Bypass Excel-based Permissions Traps
Understanding SAP HANA Permissions Tests
Careful maintenance of suggestion values in the relevant authorization objects results in recurring benefits in creating and revising roles for Web applications. In addition, the SU25 transaction supports role post-processing in the context of SAPUpgrades.
You can still assign roles and profiles to a user if you have the appropriate permissions to these activities. As long as no user group is associated with the user, permissions for any user group will be sufficient. If you assign a user group to the newly created user, all the checks will be repeated for that user group.
Advantages of authorization tools
Furthermore, the statistical data of other users (user activities, such as executed reports and transactions) should be classified as sensitive, since it may be possible to draw conclusions about work behavior using this data. This data can be displayed using transaction ST03N, for example. Access authorizations to the two types of data mentioned above should be assigned only very restrictively.

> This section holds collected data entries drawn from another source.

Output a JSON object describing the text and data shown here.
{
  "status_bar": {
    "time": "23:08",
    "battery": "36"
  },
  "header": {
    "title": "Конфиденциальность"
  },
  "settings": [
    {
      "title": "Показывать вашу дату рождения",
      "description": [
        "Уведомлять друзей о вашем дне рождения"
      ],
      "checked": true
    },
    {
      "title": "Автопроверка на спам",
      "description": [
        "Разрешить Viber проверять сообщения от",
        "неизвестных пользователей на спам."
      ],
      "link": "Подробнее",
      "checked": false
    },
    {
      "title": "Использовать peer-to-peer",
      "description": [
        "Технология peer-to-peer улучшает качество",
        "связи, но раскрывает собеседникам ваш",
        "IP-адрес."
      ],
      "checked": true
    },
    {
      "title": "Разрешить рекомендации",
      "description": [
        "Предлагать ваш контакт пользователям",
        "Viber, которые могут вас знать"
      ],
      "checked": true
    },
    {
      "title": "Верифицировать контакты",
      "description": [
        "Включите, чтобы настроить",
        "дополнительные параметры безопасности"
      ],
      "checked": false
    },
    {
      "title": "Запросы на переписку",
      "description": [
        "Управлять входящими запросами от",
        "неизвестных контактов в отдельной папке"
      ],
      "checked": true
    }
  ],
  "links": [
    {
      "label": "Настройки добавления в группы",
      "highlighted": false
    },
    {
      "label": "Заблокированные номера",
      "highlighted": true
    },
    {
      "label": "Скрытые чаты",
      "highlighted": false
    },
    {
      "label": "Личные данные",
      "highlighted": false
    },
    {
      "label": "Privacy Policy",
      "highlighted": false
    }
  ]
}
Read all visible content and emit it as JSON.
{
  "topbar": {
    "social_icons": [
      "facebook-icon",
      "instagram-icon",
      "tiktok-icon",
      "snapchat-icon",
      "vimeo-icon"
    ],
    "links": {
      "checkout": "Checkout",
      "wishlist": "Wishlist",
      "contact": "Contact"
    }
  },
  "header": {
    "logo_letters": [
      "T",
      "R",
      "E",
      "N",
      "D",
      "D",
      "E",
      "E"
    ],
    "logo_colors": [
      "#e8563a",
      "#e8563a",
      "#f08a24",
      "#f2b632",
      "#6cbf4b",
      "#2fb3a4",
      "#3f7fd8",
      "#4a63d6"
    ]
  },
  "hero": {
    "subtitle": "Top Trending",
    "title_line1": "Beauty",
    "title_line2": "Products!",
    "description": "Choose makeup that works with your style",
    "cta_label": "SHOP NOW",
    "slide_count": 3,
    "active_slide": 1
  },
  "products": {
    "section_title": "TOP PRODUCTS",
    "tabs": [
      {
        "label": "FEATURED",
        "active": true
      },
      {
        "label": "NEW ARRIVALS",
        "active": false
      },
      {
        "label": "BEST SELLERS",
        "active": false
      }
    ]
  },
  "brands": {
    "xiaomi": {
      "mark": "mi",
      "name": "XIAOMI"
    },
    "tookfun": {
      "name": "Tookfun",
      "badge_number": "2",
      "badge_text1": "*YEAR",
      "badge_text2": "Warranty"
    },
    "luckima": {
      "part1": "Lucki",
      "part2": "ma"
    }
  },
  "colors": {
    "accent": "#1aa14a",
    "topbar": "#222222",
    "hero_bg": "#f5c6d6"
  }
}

Privileges control the use of all objects and data contained in the HANA database. In order to use an application, you typically have to assign many different types of privileges to a user. In order to be able to take into account the complex relationships in the allocation of the privileges actually needed in a manageable way, privileges in SAP HANA are bundled into roles. In our example, the role MODELING in the role SAPT04_CONTENT_ACTIVATION is included. In SAP HANA, it is possible to assign a role to multiple roles as well as to multiple roles. This way, complex role hierarchies can be put together.
Assigning a role for a limited period of time is done in seconds with "Shortcut for SAP systems" and allows you to quickly continue your go-live.
To get the certificates for all relevant users in this address book via a mass import, use the example programme Z_IMPORT_CERTIFICATES appended in SAP Note 1750161 as a template for a custom programme.
If you want to know more about SAP authorizations, visit the website www.sap-corner.de.
The security of an SAP system in operation depends on many factors.